Havalar çıldırmış durumda. Bir gün 14 dereceden güneşli havadan diğer gün -7 kar yağmuruna kadar düşebiliyor. Bir gün yelek giymem yetiyorken diğer gün kutup koşullarına göre tasarlanmış koca ve ağır bir montla gidiyorum. Mart tatilimiz var bir haftalığına ve annem gelecek, bana hangi kıyafetleri getirmesi gerektiğini soruyor ama bu durumda cevap da veremiyorum ki, Kanadalılar bile öbür gün havanın nasıl olacağını tahmin edemiyor.
•
Neredeyse 7 ay geçti.
Artık dönme isteğim artmaya başladı. Özlemimi içimde tutmakta zorluk çekiyorum ve genelde bir şekilde insanlara belirtiyorum. Anlayışla karşılıyorlar, değişim öğrencisi olmamın büyük bir cesaret örneği olduğunu söylüyorlar, ne zaman gelecek seneden konu açılsa onlara Türkiye'ye geri döneceğimi söylüyorum ve hepsinin yüzünden düşen bin parça. “Yaa kalamaz mısın?” “Neden kalmak istemiyorsun?” “Bir daha lisede hiç gelmeyecek misin?” gibisinden hocalardan bile sorular alıyorum her gün. Bense buraya bir senelik deneyim yaşamak için geldiğimi söylüyorum. Exchange hayatı kolay bir şey değil; okuldakiler gibi ailemle kalmıyorum. Dürüst olmak gerekirse bu hayat şeklinden de sıkılmaya başladım. Bir başkasında kalmak evdeki özgürlüğümü doğal olarak kısıtlıyor. Bu ay yine ev ile ilgili hafif bir problem yaşadım ama çözüme ulaştırabildim.
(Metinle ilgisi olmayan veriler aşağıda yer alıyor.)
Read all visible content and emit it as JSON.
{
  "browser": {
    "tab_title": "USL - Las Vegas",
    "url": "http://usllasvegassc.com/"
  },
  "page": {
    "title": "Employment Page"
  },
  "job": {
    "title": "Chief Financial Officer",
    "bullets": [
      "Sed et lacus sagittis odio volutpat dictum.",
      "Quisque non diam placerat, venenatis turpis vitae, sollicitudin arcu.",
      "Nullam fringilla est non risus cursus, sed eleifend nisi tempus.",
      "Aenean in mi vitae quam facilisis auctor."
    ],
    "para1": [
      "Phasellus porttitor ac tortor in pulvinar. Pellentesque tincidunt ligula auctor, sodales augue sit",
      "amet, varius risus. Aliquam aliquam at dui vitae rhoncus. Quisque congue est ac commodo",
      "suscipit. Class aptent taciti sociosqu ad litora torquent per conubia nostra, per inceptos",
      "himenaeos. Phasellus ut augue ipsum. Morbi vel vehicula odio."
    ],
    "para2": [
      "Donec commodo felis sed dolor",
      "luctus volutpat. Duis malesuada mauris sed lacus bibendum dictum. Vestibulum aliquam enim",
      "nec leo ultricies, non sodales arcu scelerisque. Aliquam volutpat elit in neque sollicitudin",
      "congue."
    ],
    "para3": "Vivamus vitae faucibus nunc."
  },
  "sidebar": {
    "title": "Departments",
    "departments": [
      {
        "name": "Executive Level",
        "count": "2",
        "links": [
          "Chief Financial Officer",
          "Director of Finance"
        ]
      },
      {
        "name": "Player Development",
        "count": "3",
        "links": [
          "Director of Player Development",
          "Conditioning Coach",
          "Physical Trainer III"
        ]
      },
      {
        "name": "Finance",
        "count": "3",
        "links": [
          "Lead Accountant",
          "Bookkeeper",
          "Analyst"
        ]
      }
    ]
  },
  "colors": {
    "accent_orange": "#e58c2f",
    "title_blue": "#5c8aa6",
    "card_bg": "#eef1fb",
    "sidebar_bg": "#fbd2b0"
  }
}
Bir hafta sonu sabahı kahvaltımı yaparken anne masaya oturdu ve benim tavırlarımda normal olmayan şeyler sezdiğini söyledi. Ne olduğunu sorunca benim şimdiye kadar evinde ağırladığı öğrencilerinden çok farklı olduğumu (iyi bir anlamda söylemedi) ve benim gibisini hiç görmediğinden şikayetçiydi. Bir an o dedikleri gerçekten zoruma gitmişti ve ben de “Yani ben anormalim, öyle mi?” diye sordum. Ben pat diye bunu söyleyince kem küm oldu, Öyle demek istemedim- peki, evet biraz öylesin" dedi. Sonrasında ise kendimi aileden uzaklaştırmaya çalıştığımı gözlemlediğimi söyledi. Yemek masasında bile yüzüne bakmadan telefonumla ilgilendiğimi ve etrafımdakileri soyutladığımı savundu. Halbuki her akşam üç kızı da ben bu eve geldiğimden beri yemek masasında tabletlerinden dizi izlemekle meşguldu! Koca evi tek annenin idare ediyor olması ise (Babaları Avusturalya'da çalışıyor) onlarla sosyalleşmeme fırsat bile vermiyordu. Önceki evde bulunan aile ortamı bu evde yoktu bile: İşi başından aşkın bir anne ve üç küçük çocuk… Konuşacak konu bulamıyordum. Fakat bir şey demedim, her ev birbirinden farklı ve ben de bu düzene ayak uydurmak zorundayım. Ben de yemek masasında yapacak bir şeyim olmadığından telefondan arkadaşlarımla, ailemle, erkek arkadaşımla konuşuyordum.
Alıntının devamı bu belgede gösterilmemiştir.